Along the way you will notice a few splits in the path, stay on the main pipe track. The turn to Kasteelspoort is clearly marked. Along this path the views of the Cape coast are exquisite, with a number of cut-backs and clumps of trees providing welcome shade and a perfect spot to take a break or grab a sip of water.

The clearly-marked sign post to Kastelspoort.

At 3.5 km, around 45 minutes along the Pipe Track, you will see the well-marked sign-post to the left for the path up Kasteelspoort. Up until this part of the hike the gradient has been very gentle, but almost immediately, after this turn the route becomes steeper, with a steady climb all the way to the top.

The initial segment is made up of a rocky staircase, none too big, which steadily snakes its way up the side of the mountain. After approximately 20 minutes, you will come across a small stream with a sign indicating hikers should not scramble up the waterway, but instead cross it and continue up the well-beaten path, with yellow-painted footprints on the rocks guiding your way up.

Yellow-painted footprints clearly mark the path.

Then begins the toughest part of the hike, with a number of steeper sections that involve a bit of scrambling and pulling yourself up over larger rock faces, yet none too high or overtly challenging (we were joined at the top by a number of elderly hikers who managed). The majority of this segment of the hike is under the shade of the mountain (in the morning through to early afternoon), yet take care of a number of wet and possibly slippery sections owing to the dripping water from the slopes further up.

Around 40 minutes later, you will emerge from the shadows of the slopes as the gradient eases up, with the rocky path a lot flatter and easier. A small wooden bridge helps you cross another small stream before reaching a circular, rocky signpost, with a map, in the centre of the path. Turn right along the path marked “Twelve Apostles Spine Route” for another ten minutes until you reach another sign post, where you will again turn right along the flat path marked “Old Cableway View Point”.

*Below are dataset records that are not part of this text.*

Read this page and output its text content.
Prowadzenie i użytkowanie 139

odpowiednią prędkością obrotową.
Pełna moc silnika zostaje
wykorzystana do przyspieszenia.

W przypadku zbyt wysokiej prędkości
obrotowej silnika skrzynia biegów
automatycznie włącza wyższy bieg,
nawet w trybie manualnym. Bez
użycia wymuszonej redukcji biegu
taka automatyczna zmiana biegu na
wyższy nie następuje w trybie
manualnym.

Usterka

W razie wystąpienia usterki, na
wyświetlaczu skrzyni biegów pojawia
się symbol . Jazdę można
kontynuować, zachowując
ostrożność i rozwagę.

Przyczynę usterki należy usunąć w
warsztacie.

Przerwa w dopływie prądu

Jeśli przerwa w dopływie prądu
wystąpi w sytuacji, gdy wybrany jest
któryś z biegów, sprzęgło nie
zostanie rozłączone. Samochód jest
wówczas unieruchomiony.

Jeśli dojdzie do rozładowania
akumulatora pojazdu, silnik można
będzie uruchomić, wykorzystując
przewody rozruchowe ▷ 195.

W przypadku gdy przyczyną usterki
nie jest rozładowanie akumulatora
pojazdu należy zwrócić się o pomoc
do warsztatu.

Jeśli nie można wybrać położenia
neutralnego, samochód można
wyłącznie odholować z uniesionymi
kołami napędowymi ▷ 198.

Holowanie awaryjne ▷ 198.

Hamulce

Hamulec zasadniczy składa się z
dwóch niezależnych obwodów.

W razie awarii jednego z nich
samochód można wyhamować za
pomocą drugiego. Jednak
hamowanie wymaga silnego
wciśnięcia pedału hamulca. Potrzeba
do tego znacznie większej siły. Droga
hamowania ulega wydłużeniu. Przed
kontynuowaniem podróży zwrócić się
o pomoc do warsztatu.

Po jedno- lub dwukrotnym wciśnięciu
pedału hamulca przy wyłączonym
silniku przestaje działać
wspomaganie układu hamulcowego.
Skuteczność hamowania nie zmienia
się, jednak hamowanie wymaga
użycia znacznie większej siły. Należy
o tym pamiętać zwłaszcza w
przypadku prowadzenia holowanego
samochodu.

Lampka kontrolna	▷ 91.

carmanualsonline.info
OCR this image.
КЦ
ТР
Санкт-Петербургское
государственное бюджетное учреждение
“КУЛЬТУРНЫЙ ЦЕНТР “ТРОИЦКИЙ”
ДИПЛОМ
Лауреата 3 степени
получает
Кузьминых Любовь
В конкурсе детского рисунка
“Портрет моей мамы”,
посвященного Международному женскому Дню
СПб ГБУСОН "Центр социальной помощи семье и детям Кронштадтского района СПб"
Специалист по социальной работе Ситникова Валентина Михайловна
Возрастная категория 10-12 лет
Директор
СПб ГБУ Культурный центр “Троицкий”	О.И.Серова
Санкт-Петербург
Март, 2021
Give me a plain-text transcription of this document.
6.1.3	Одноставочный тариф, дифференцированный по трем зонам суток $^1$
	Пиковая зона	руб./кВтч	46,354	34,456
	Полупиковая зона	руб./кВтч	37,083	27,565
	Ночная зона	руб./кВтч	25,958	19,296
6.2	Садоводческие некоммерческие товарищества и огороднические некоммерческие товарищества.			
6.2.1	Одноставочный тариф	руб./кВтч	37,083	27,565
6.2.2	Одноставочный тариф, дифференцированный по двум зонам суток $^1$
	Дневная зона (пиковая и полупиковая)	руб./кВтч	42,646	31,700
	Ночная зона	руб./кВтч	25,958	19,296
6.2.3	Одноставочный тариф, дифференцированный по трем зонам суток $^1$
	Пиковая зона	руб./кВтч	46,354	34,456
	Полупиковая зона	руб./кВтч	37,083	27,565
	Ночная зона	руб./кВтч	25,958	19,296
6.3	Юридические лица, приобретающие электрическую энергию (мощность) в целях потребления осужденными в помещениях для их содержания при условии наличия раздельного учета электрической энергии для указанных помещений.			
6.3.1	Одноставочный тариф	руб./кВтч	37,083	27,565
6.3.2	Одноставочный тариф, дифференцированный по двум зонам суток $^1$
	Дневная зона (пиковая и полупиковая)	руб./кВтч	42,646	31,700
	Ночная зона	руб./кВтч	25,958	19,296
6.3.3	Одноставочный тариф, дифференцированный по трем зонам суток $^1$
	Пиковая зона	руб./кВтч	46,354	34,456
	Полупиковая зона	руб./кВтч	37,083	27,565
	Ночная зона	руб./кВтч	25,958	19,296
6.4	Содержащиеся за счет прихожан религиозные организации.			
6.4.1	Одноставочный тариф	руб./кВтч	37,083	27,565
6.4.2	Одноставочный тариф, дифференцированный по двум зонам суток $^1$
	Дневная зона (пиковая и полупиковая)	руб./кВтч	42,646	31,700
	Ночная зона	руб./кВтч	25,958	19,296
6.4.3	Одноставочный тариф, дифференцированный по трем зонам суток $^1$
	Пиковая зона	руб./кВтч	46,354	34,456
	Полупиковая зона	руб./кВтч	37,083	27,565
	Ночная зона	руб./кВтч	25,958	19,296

Signposts to guide you to the summit.

Your destination is now in sight, with the old cable station – an abandoned, rectangular rocky structure – on the right, and a rocky ledge directly in front. Access to the ledge requires a small detour to the left, around a clump of bushes and rocks, before leading out onto the actual ledge – a perfect photo opportunity, if you’re brave enough!

The old cablecar station.

There are a number of other paths to explore at the summit, including Suikerbossie, Echo Valley, a visit to the nearby reservoirs or a further ascent to the other side of Table Mountain near the cable car.

You can easily take the same route down the mountain, or a number of other clearly marked paths, all dependent on where you have parked your car and how lazy you are feeling!

The amazing views of Camps Bay and the Atlantic Ocean.

*I personally think this trial would not be suitable for dogs, though we did come across a few on this hike. In speaking to one particular owner, she advised that only healthy and smaller dogs, whose owners are able to give them a boost or assistance over the bigger rocks, should be taken along this particular trail.